Das ist organisations- und kundenspezifisch und niemals abschliessend. Es geht immer um die Frage: Für wen ist es und wofür ist es? Ist dies erstmal herausgearbeitet, nehmen unsere Mitarbeitenden die Firmen mit auf eine Reise und verknüpfen die Realität mit visueller Inspiration – um Lösungen zu erarbeiten, die nicht nur sehr gut aussehen, sondern eben auch richtig und bedarfsspezifisch funktionieren. Dabei halten wir uns immer an die Maxime von Chris Flink: «Der Raum ist die Körpersprache einer Organisation.»
Sie feiern mit Zingg-Lamprecht dieses Jahr den 120. Firmengeburtstag – ein stolzes Alter für eine Zürcher Firma.
In der Tat. Firmen wie Zingg-Lamprecht, die so lange bestehen, machen in meinen Augen zwei wichtige Dinge richtig.

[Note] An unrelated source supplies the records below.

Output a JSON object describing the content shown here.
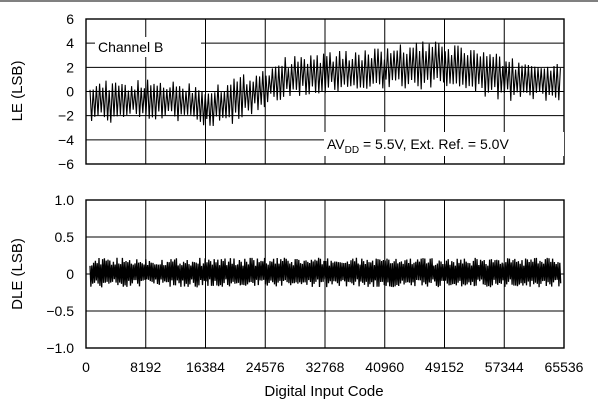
{
  "chart_data": [
    {
      "type": "line",
      "ylabel": "LE (LSB)",
      "xlabel": "",
      "xlim": [
        0,
        65536
      ],
      "ylim": [
        -6,
        6
      ],
      "x_ticks": [
        0,
        8192,
        16384,
        24576,
        32768,
        40960,
        49152,
        57344,
        65536
      ],
      "y_ticks": [
        6,
        4,
        2,
        0,
        -2,
        -4,
        -6
      ],
      "y_tick_labels": [
        "6",
        "4",
        "2",
        "0",
        "−2",
        "−4",
        "−6"
      ],
      "grid": true,
      "annotations": {
        "channel_label": "Channel B",
        "condition_prefix": "AV",
        "condition_subscript": "DD",
        "condition_suffix": " = 5.5V, Ext. Ref. = 5.0V"
      },
      "series": [
        {
          "style": "dense oscillating band (min/max envelope)",
          "x": [
            0,
            4096,
            8192,
            12288,
            16384,
            18432,
            20480,
            24576,
            26624,
            28672,
            32768,
            36864,
            40960,
            45056,
            49152,
            53248,
            57344,
            61440,
            65536
          ],
          "y_upper": [
            1.2,
            0.8,
            1.0,
            1.0,
            0.7,
            0.9,
            1.3,
            2.0,
            2.8,
            3.0,
            3.3,
            3.5,
            3.6,
            4.2,
            4.1,
            3.8,
            2.9,
            2.6,
            2.3
          ],
          "y_lower": [
            -2.5,
            -2.6,
            -2.3,
            -2.5,
            -3.4,
            -3.0,
            -2.7,
            -1.3,
            -0.7,
            -0.6,
            -0.2,
            0.0,
            0.1,
            0.0,
            0.2,
            -0.3,
            -0.8,
            -0.8,
            -1.0
          ]
        }
      ]
    },
    {
      "type": "line",
      "ylabel": "DLE (LSB)",
      "xlabel": "Digital Input Code",
      "xlim": [
        0,
        65536
      ],
      "ylim": [
        -1.0,
        1.0
      ],
      "x_ticks": [
        0,
        8192,
        16384,
        24576,
        32768,
        40960,
        49152,
        57344,
        65536
      ],
      "x_tick_labels": [
        "0",
        "8192",
        "16384",
        "24576",
        "32768",
        "40960",
        "49152",
        "57344",
        "65536"
      ],
      "y_ticks": [
        1.0,
        0.5,
        0,
        -0.5,
        -1.0
      ],
      "y_tick_labels": [
        "1.0",
        "0.5",
        "0",
        "−0.5",
        "−1.0"
      ],
      "grid": true,
      "series": [
        {
          "style": "dense oscillating band (min/max envelope)",
          "x": [
            0,
            65536
          ],
          "y_upper": [
            0.22,
            0.22
          ],
          "y_lower": [
            -0.18,
            -0.18
          ]
        }
      ]
    }
  ]
}
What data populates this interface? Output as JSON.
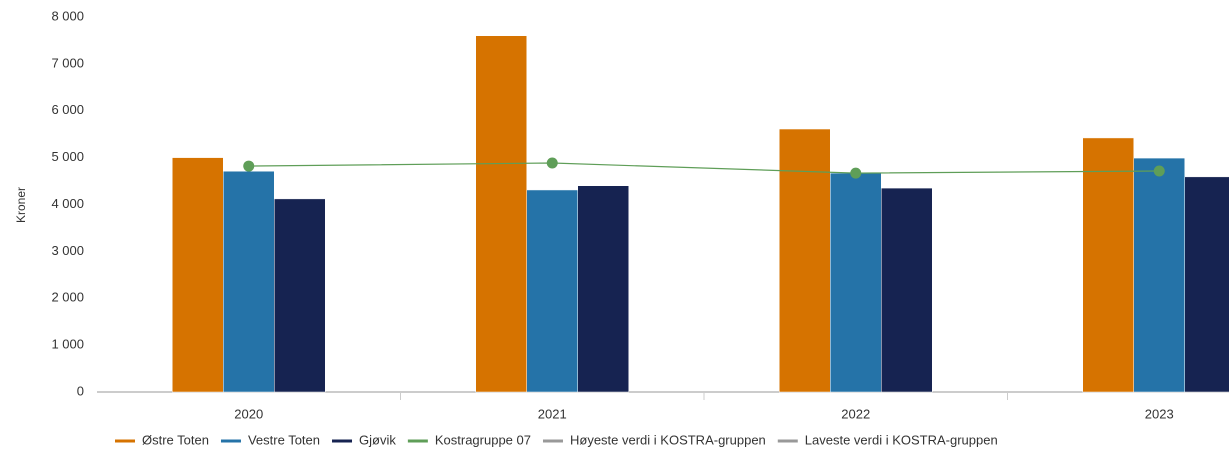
{
  "chart_data": {
    "type": "bar",
    "y_label": "Kroner",
    "categories": [
      "2020",
      "2021",
      "2022",
      "2023"
    ],
    "series": [
      {
        "name": "Østre Toten",
        "color": "#d67300",
        "values": [
          5000,
          7600,
          5610,
          5420
        ]
      },
      {
        "name": "Vestre Toten",
        "color": "#2573a8",
        "values": [
          4710,
          4310,
          4670,
          4990
        ]
      },
      {
        "name": "Gjøvik",
        "color": "#162351",
        "values": [
          4120,
          4400,
          4350,
          4590
        ]
      },
      {
        "name": "Kostragruppe 07",
        "type": "line",
        "color": "#5f9e58",
        "values": [
          4820,
          4885,
          4670,
          4715
        ]
      },
      {
        "name": "Høyeste verdi i KOSTRA-gruppen",
        "type": "line",
        "color": "#999999",
        "values": [
          null,
          null,
          null,
          null
        ]
      },
      {
        "name": "Laveste verdi i KOSTRA-gruppen",
        "type": "line",
        "color": "#999999",
        "values": [
          null,
          null,
          null,
          null
        ]
      }
    ],
    "ylim": [
      0,
      8000
    ],
    "yticks": [
      0,
      {
        "value": 1000,
        "label": "1 000"
      },
      {
        "value": 2000,
        "label": "2 000"
      },
      {
        "value": 3000,
        "label": "3 000"
      },
      {
        "value": 4000,
        "label": "4 000"
      },
      {
        "value": 5000,
        "label": "5 000"
      },
      {
        "value": 6000,
        "label": "6 000"
      },
      {
        "value": 7000,
        "label": "7 000"
      },
      {
        "value": 8000,
        "label": "8 000"
      }
    ],
    "grid": false
  }
}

Erstens: Man muss sich und seinen Prinzipien treu bleiben und wissen, wofür man steht. Bei uns ist das Zuverlässigkeit, ein grosses Fachwissen und ein Netzwerk, das global mithalten kann. Zweitens: Man muss mit der Zeit gehen. Das bedeutet in unserer Branche, dass wir Trends erkennen müssen, um unseren Kunden stets Innovation, Modernität und frische Ideen vermitteln zu können.
Welche relevanten Tendenzen erkennen Sie zurzeit?
Die Ganzheitlichkeit von Interior-Design-Lösungen, die sich sowohl Privatkund*innen wie auch Unternehmen von uns wünschen. Konkret bedeutet das, dass wir ab dem Rohbau, von der innenarchitektonischen Planung bis hin zur Möbelbeschaffung, Lösungen aus einer Hand bieten und so unserer Kundschaft Zeit, Mühe und Kosten ersparen – ohne Abstriche in Schönheit und Funktionalität.
Was wünschen Sie sich für Zingg-Lamprecht?
Dass wir den Weg, den wir eingeschlagen haben, erfolgreich weitergehen und unsere Ziele erreichen. Dazu gehört auch, dass wir uns im Privatkundengeschäft immer mehr in Richtung ganzheitliche Homebrand entwickeln und nicht nur als Möbelhaus wahrgenommen werden – wir sind längst viel mehr als das. Zudem wünsche ich mir, dass das Unternehmen ein Ort für Leute ist, die Relevanz in ihrer Arbeit suchen, ein Ort, wo Menschen arbeiten möchten. Einen wichtigen Schritt in diese Richtung stellt unser neuer Showroom in Erlenbach mit seinem integrierten Interior-Design-Studio dar, in dem dank eines modernen Ansatzes Planung, Umsetzung und Inspiration gleichzeitig stattfinden.
Wessen Headquarter würden Sie gerne neu gestalten?
Der Name ist gar nicht so wichtig. Uns reizen Kunden und Unternehmen, die verstanden haben, dass der Raum die Identität und die Sprache einer Organisation ist. Sie auf dem Weg der sinnvollen Umsetzung, die höchsten Anforderungen an Funktion und Ästhetik entspricht, zu begleiten, das ist für mich das Essenzielle.
Ihr Lieblingsplatz bei Ihnen zu Hause?
Die Terrasse. Den Tag im Kreise meiner Familie draussen ausklingen zu lassen, das ist für mich das Beste.